More Cookie Recipes:
Frosted Sugar Cookies
- 1 cup (2 sticks) unsalted butter, softened to room temperature
- 1 cup granulated sugar
- 1 large egg, room temperature
- 2 tsp. vanilla extract
- 2 and ¼ cups all-purpose flour
- 1 tsp. baking powder
- ½ tsp. baking soda
- ½ tsp. salt
- more granulated or sparkling sugar, for rolling the cookies
- ½ cup unsalted butter, softened to room temperature
- 3 and ½ cups powdered sugar
- 2 tbsp. heavy cream, whole milk, or half & half
- 1 tsp. vanilla extract
- ⅛ tsp. salt
- 2-3 drops red food coloring, optional
- sprinkles for decorating, optional
- Use a hand-held mixer to cream together the softened butter and sugar in a large bowl until light and fluffy. Mix in the egg and vanilla extract until combined. Don't overmix.

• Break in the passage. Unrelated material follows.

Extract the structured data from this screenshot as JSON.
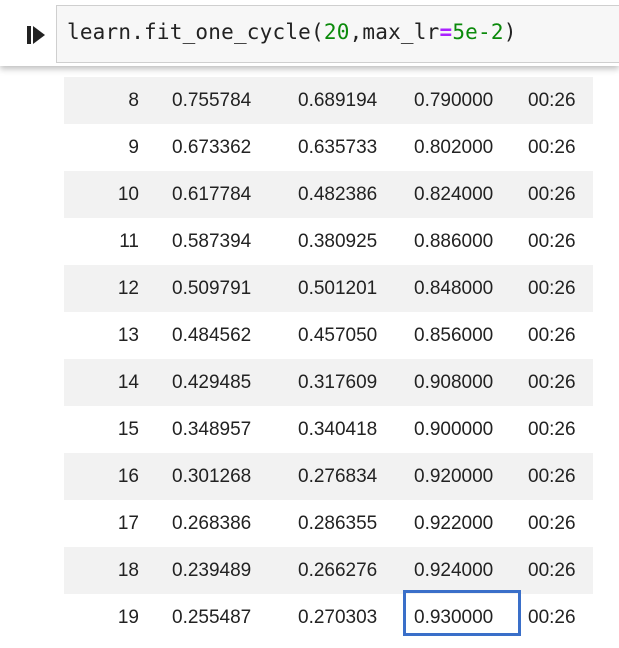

- In a separate, medium-sized bowl, whisk together the flour, baking powder, baking soda, and salt. Add to the wet ingredients in 2-3 batches and mix until combined. Scrape down the sides of the bowl as needed.
- Cover the bowl with plastic wrap and refrigerate the dough for at least 1 hour and up to 2 days.
- Adjust your oven rack to the middle position and preheat to 325°F. Line 2 large rimmed baking pans with ungreased parchment paper or silicone baking mats. Add sugar to a small bowl for rolling the cookies.
- Take 1 and ½ tbsp. of dough and roll into a ball with the palms of your hands. Toss in the bowl of sugar until well coated.
- Arrange the cookie dough on the prepared baking sheets 1-2 inches apart. Use the bottom of a clean glass to gently press down until about ¼" thick. Bake the cookies for 12 minutes or until the bottoms are lightly browned. Allow the baked cookies to cool on the pan for 5 minutes before using a spatula to transfer to a plate or a wire rack. Let the cookies cool completely before frosting.
- While the cookies cool, make the buttercream frosting: Add the softened butter, powdered sugar, cream (or milk), vanilla extract, salt, and food coloring to a large bowl. Use an electric mixer to beat until smooth. If the frosting is too thick you can add more cream or milk, if it's too thin add more powdered sugar.
- Use an offset spatula or a butter knife to spread the frosting on the cooled cookies. Decorate with sprinkles, if desired.